Before making a choice, itβs a good idea to compare several options to see which one best fits my needs.
The Price of Gap Insurance from Car Dealers
Gap insurance comes into play when your vehicle is worth less than what you owe on your loan. For example, if your insurance company values your car at $10,000 but you owe $12,000, gap insurance covers the $2,000 difference.
Purchasing gap insurance from a dealership might not be the best choice. Here’s why:
- Higher Cost: Prices at dealerships often include additional fees and interest on the gap insurance itself, which can increase the overall cost.
- Better Alternatives: Considering other sources like your insurance company could save you money. These providers might offer more competitive rates without extra interest.

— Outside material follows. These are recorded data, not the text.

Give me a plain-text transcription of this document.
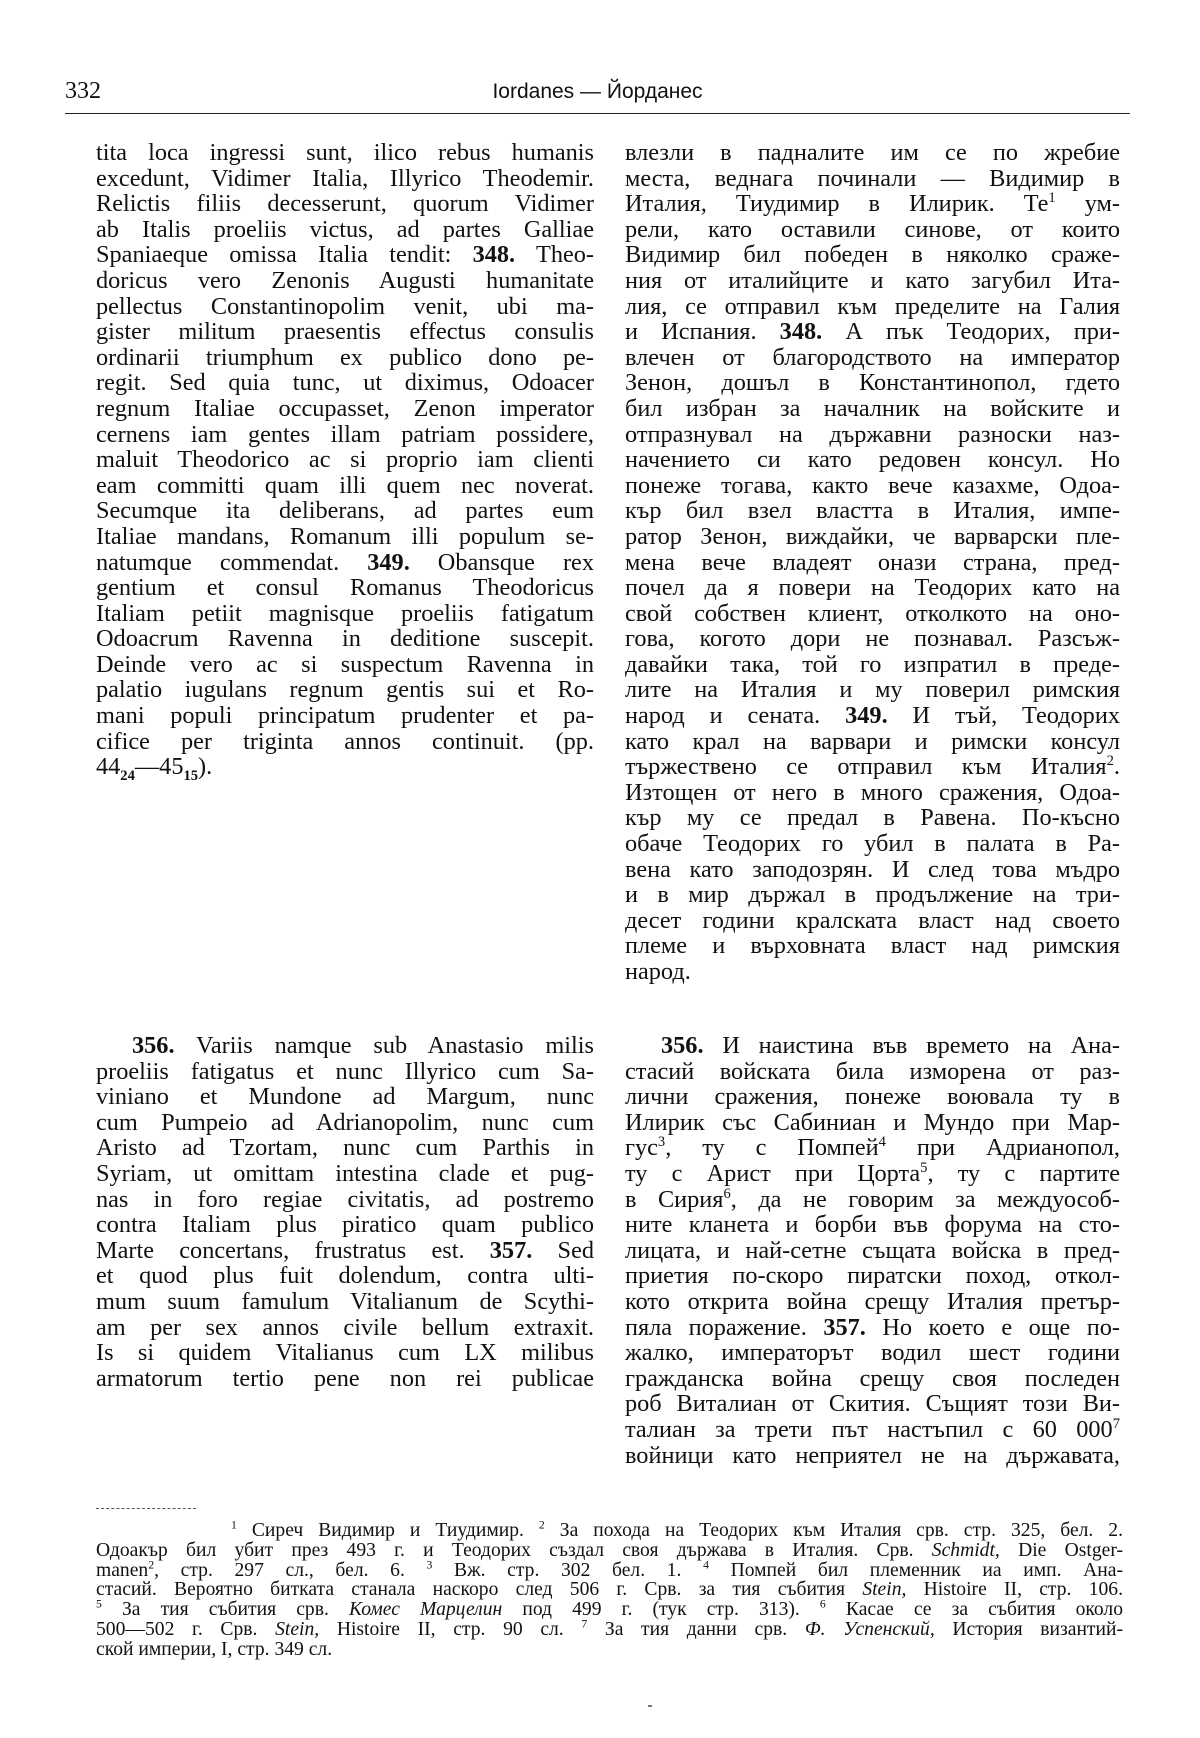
332	Iordanes — Йорданес
tita loca ingressi sunt, ilico rebus humanis
excedunt, Vidimer Italia, Illyrico Theodemir.
Relictis filiis decesserunt, quorum Vidimer
ab Italis proeliis victus, ad partes Galliae
Spaniaeque omissa Italia tendit: 348. Theo-
doricus vero Zenonis Augusti humanitate
pellectus Constantinopolim venit, ubi ma-
gister militum praesentis effectus consulis
ordinarii triumphum ex publico dono pe-
regit. Sed quia tunc, ut diximus, Odoacer
regnum Italiae occupasset, Zenon imperator
cernens iam gentes illam patriam possidere,
maluit Theodorico ac si proprio iam clienti
eam committi quam illi quem nec noverat.
Secumque ita deliberans, ad partes eum
Italiae mandans, Romanum illi populum se-
natumque commendat. 349. Obansque rex
gentium et consul Romanus Theodoricus
Italiam petiit magnisque proeliis fatigatum
Odoacrum Ravenna in deditione suscepit.
Deinde vero ac si suspectum Ravenna in
palatio iugulans regnum gentis sui et Ro-
mani populi principatum prudenter et pa-
cifice per triginta annos continuit. (pp.
$44_{24}—45_{15}$).
356. Variis namque sub Anastasio milis
proeliis fatigatus et nunc Illyrico cum Sa-
viniano et Mundone ad Margum, nunc
cum Pumpeio ad Adrianopolim, nunc cum
Aristo ad Tzortam, nunc cum Parthis in
Syriam, ut omittam intestina clade et pug-
nas in foro regiae civitatis, ad postremo
contra Italiam plus piratico quam publico
Marte concertans, frustratus est. 357. Sed
et quod plus fuit dolendum, contra ulti-
mum suum famulum Vitalianum de Scythi-
am per sex annos civile bellum extraxit.
Is si quidem Vitalianus cum LX milibus
armatorum tertio pene non rei publicae
влезли в падналите им се по жребие
места, веднага починали — Видимир в
Италия, Тиудимир в Илирик. $Те^1$ ум-
рели, като оставили синове, от които
Видимир бил победен в няколко сраже-
ния от италийците и като загубил Ита-
лия, се отправил към пределите на Галия
и Испания. 348. А пък Теодорих, при-
влечен от благородството на император
Зенон, дошъл в Константинопол, гдето
бил избран за началник на войските и
отпразнувал на държавни разноски наз-
начението си като редовен консул. Но
понеже тогава, както вече казахме, Одоа-
кър бил взел властта в Италия, импе-
ратор Зенон, виждайки, че варварски пле-
мена вече владеят онази страна, пред-
почел да я повери на Теодорих като на
свой собствен клиент, отколкото на оно-
гова, когото дори не познавал. Разсъж-
давайки така, той го изпратил в преде-
лите на Италия и му поверил римския
народ и сената. 349. И тъй, Теодорих
като крал на варвари и римски консул
тържествено се отправил към Италия$^2$.
Изтощен от него в много сражения, Одоа-
кър му се предал в Равена. По-късно
обаче Теодорих го убил в палата в Ра-
вена като заподозрян. И след това мъдро
и в мир държал в продължение на три-
десет години кралската власт над своето
племе и върховната власт над римския
народ.
356. И наистина във времето на Ана-
стасий войската била изморена от раз-
лични сражения, понеже воювала ту в
Илирик със Сабиниан и Мундо при Мар-
гус$^3$, ту с Помпей$^4$ при Адрианопол,
ту с Арист при Цорта$^5$, ту с партите
в Сирия$^6$, да не говорим за междуособ-
ните кланета и борби във форума на сто-
лицата, и най-сетне същата войска в пред-
приетия по-скоро пиратски поход, откол-
кото открита война срещу Италия претър-
пяла поражение. 357. Но което е още по-
жалко, императорът водил шест години
гражданска война срещу своя последен
роб Виталиан от Скития. Същият този Ви-
талиан за трети път настъпил с 60 $000^7$
войници като неприятел не на държавата,
$^1$ Сиреч Видимир и Тиудимир. $^2$ За похода на Теодорих към Италия срв. стр. 325, бел. 2.
Одоакър бил убит през 493 г. и Теодорих създал своя държава в Италия. Срв. Schmidt, Die Ostger-
manen$^2$, стр. 297 сл., бел. 6. $^3$ Вж. стр. 302 бел. 1. $^4$ Помпей бил племенник иа имп. Ана-
стасий. Вероятно битката станала наскоро след 506 г. Срв. за тия събития Stein, Histoire II, стр. 106.
$^5$ За тия събития срв. Комес Марцелин под 499 г. (тук стр. 313). $^6$ Касае се за събития около
500—502 г. Срв. Stein, Histoire II, стр. 90 сл. $^7$ За тия данни срв. Ф. Успенский, История византий-
ской империи, I, стр. 349 сл.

When You Should Consider It: Only when your loan amount is higher than your vehicle’s value. If you’re putting money down or have a shorter loan term, you likely donβt need it.
Insurance Claims
When dealing with insurance claims, it’s important to know how to manage your gap insurance policy to maximize your refund. Key areas include coordinating between gap and auto insurance, knowing how deductibles work, and handling any remaining balances after a total loss.
Understanding the terms in both policies is essential. For example, gap insurance covers the difference between the car’s current value and the loan balance. Auto insurance usually covers the vehicle’s market value. Being clear about these distinctions helps ensure that each policy operates within its bounds and serves its purpose effectively.
Key Points to Remember
- Avoid buying gap insurance with long-term loans beyond 36 or 48 months, as you might not remain in negative equity for long.
- If a finance manager still suggests buying it while you have equity or a reasonable loan term, consider their advice questionable. There is no reason to offer to sell you gap coverage and it’s simply a profit for the finance manager and dealership.